Tout ce qu’il faut savoir sur les masques  !

En pleine crise du Covid-19, le port du masque est désormais recommandé pour le grand public, voire obligatoire dans certaines situations. 

Sur son site, le Gouvernement rappelle que le masque « ne se substitue en aucune manière au respect des gestes barrières et des règles de distanciation sociale« . En effet, il constitue un complément, une barrière physique lorsque vous êtes en contact avec d’autres personnes, mais il est important de continuer à respecter les règles et les mesures établies pour vous protéger et protéger les autres. 

Quels sont les différents types de masques ?

  • Les masques FFP : reconnus comme étant les plus efficaces, il en existe 3 types :  FFP1 (filtration de 80 % des aérosols), FFP2 (filtration de 94 % des aérosols) et FFP3 (filtration de 99 % des aérosols). Ces masques sont réservés en priorité aux professionnels de santé et aux autres professionnels.
  • Les masques chirurgicaux : de type I, II ou IIR, ces masques sont des dispositifs médicaux qui répondent à des exigences de sécurité et de santé européennes (vérifiées par la norme NF EN 14683 ou par des normes étrangères reconnues comme équivalentes).
  • Les masques “grand public” ou “alternatifs” : ce sont des masques en tissu à filtration garantie, le plus souvent lavables et réutilisables. Réservés à un usage hors professionnels de santé , ils sont fabriqués dans le respect d’un cahier des charges plutôt exigeant élaboré par l’ANSM et l’ANSES. Ils sont reconnaissables au logo qui figure obligatoirement sur leur emballage ou sur leur notice : 

Les performances de filtration et de respirabilité doivent également figurer de manière lisible sur l’emballage du produit. 

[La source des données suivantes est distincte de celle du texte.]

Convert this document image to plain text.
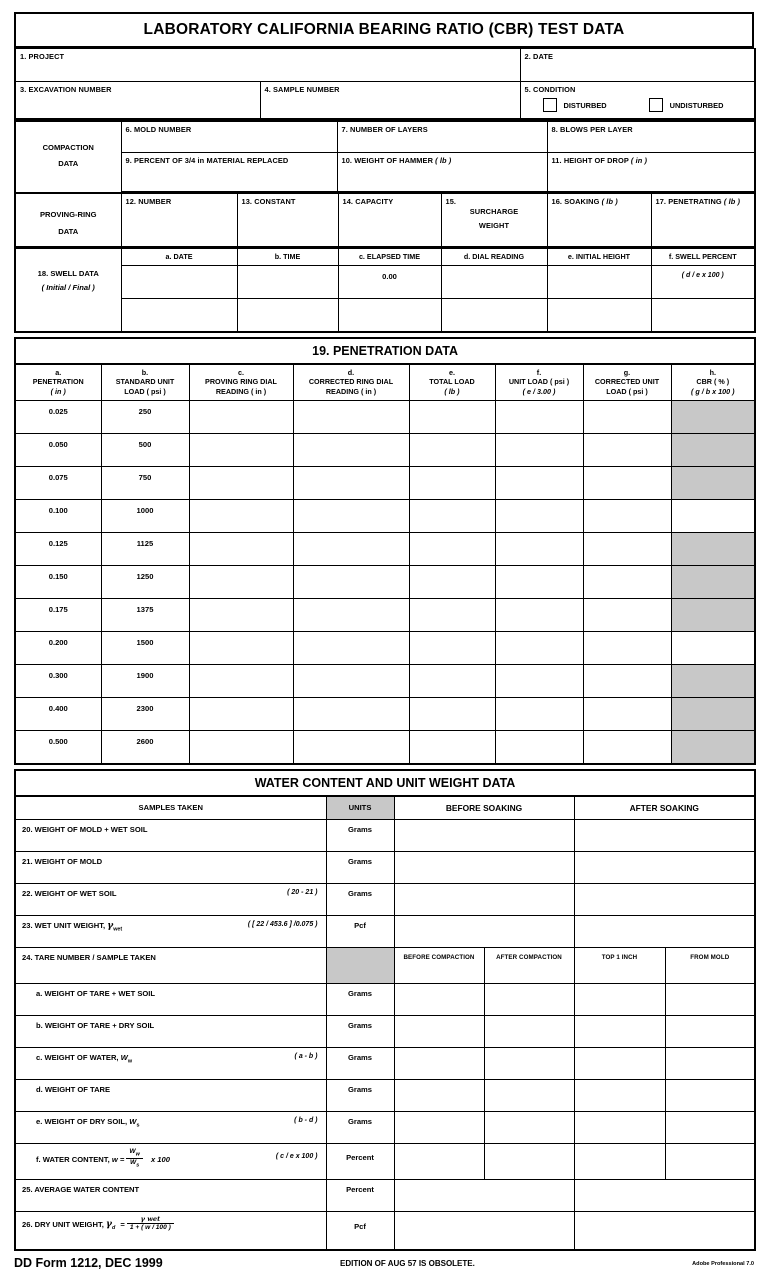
LABORATORY CALIFORNIA BEARING RATIO (CBR) TEST DATA
1. PROJECT		2. DATE

3. EXCAVATION NUMBER	4. SAMPLE NUMBER	5. CONDITION
DISTURBED UNDISTURBED
COMPACTION
DATA	6. MOLD NUMBER	7. NUMBER OF LAYERS	8. BLOWS PER LAYER

	9. PERCENT OF 3/4 in MATERIAL REPLACED	10. WEIGHT OF HAMMER ( lb )	11. HEIGHT OF DROP ( in )
PROVING-RING
DATA

12. NUMBER	13. CONSTANT	14. CAPACITY	15.
SURCHARGE
WEIGHT

16. SOAKING ( lb )	17. PENETRATING ( lb )
18. SWELL DATA
( Initial / Final )	a. DATE	b. TIME	c. ELAPSED TIME	d. DIAL READING	e. INITIAL HEIGHT	f. SWELL PERCENT
			0.00			( d / e x 100 )

19. PENETRATION DATA							

a.
PENETRATION
( in )

b.
STANDARD UNIT
LOAD ( psi )

c.
PROVING RING DIAL
READING ( in )

d.
CORRECTED RING DIAL
READING ( in )

e.
TOTAL LOAD
( lb )

f.
UNIT LOAD ( psi )
( e / 3.00 )

g.
CORRECTED UNIT
LOAD ( psi )

h.
CBR ( % )
( g / b x 100 )

0.025	250						
0.050	500						
0.075	750						
0.100	1000						
0.125	1125						
0.150	1250						
0.175	1375						
0.200	1500						
0.300	1900						
0.400	2300						
0.500	2600						
WATER CONTENT AND UNIT WEIGHT DATA					

SAMPLES TAKEN	UNITS	BEFORE SOAKING		AFTER SOAKING	
20. WEIGHT OF MOLD + WET SOIL	Grams				
21. WEIGHT OF MOLD	Grams				
22. WEIGHT OF WET SOIL ( 20 - 21 )	Grams				
23. WET UNIT WEIGHT, $\gamma_{wet}$
( [ 22 / 453.6 ] /0.075 )	Pcf				
24. TARE NUMBER / SAMPLE TAKEN		BEFORE COMPACTION	AFTER COMPACTION	TOP 1 INCH	FROM MOLD
a. WEIGHT OF TARE + WET SOIL	Grams				
b. WEIGHT OF TARE + DRY SOIL	Grams				
c. WEIGHT OF WATER, $W_w$
( a - b )	Grams				
d. WEIGHT OF TARE	Grams				
e. WEIGHT OF DRY SOIL, $W_s$
( b - d )	Grams				
f. WATER CONTENT, $w = \frac{W_w}{W_s}$ x 100 ( c / e x 100 )	Percent				
25. AVERAGE WATER CONTENT	Percent				
26. DRY UNIT WEIGHT, $\gamma_d = \frac{\text{γ wet}}{1 + ( w / 100 )}$	Pcf				
DD Form 1212, DEC 1999	EDITION OF AUG 57 IS OBSOLETE.	Adobe Professional 7.0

  • Les masques fabriqués par des professionnels ou « faits maison » par des particuliers, qui doivent être réalisés dans le respects de la spécification AFNOR (plus de détail ci-dessous). 

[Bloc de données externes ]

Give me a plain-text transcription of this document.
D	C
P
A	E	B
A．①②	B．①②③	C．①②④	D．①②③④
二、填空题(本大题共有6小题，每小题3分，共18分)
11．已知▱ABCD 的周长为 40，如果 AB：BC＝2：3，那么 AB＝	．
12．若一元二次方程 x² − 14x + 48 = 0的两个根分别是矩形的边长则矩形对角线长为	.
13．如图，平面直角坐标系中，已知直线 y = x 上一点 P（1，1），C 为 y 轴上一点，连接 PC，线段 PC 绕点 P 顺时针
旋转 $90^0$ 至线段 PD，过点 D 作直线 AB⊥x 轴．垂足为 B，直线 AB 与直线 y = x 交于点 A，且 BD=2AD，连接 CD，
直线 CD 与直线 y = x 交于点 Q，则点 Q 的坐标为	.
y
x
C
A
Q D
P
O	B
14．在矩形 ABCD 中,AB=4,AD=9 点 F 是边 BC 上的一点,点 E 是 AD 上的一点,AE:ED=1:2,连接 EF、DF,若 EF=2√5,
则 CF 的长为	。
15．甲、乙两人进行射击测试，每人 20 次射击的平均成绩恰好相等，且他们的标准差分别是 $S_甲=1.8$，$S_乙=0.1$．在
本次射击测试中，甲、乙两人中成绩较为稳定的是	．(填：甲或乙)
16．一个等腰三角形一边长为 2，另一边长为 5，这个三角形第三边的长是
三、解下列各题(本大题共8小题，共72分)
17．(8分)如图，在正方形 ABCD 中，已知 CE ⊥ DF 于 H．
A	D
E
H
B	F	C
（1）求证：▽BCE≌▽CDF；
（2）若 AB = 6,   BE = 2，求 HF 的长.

Comment se procurer un masque ?

  • Dans les supermarchés : depuis le 4 mai 2020, certains supermarchés sont autorisés à mettre en vente des masques de protection à usage unique ou des masques lavables.
  • En pharmacie : depuis le 4 mai également, les pharmacies sont autorisées à vendre au grand public des masques chirurgicaux, en donnant priorité aux personnes fragiles ou à risque.  Les pharmacies sont également autorisées à vendre des masques “grand public” ou “alternatifs”. Cependant, un arrêté précise qu’elles ne peuvent vendre que « des masques non-sanitaires fabriqués selon un processus industriel et répondant aux spécifications techniques applicables« . Ces masques homologués sont vendus entre 2 € et 5 € pièce en fonction de leur durée de vie (nombre de lavages possibles).
  • La vente entre particuliers : des couturières et couturiers ont décidé de se lancer dans la confection de masques en tissu. Cependant, il faut que vous restiez vigilants, car les masques en tissu doivent respecter certaines normes établies par l’AFNOR (Association Française de Normalisation). 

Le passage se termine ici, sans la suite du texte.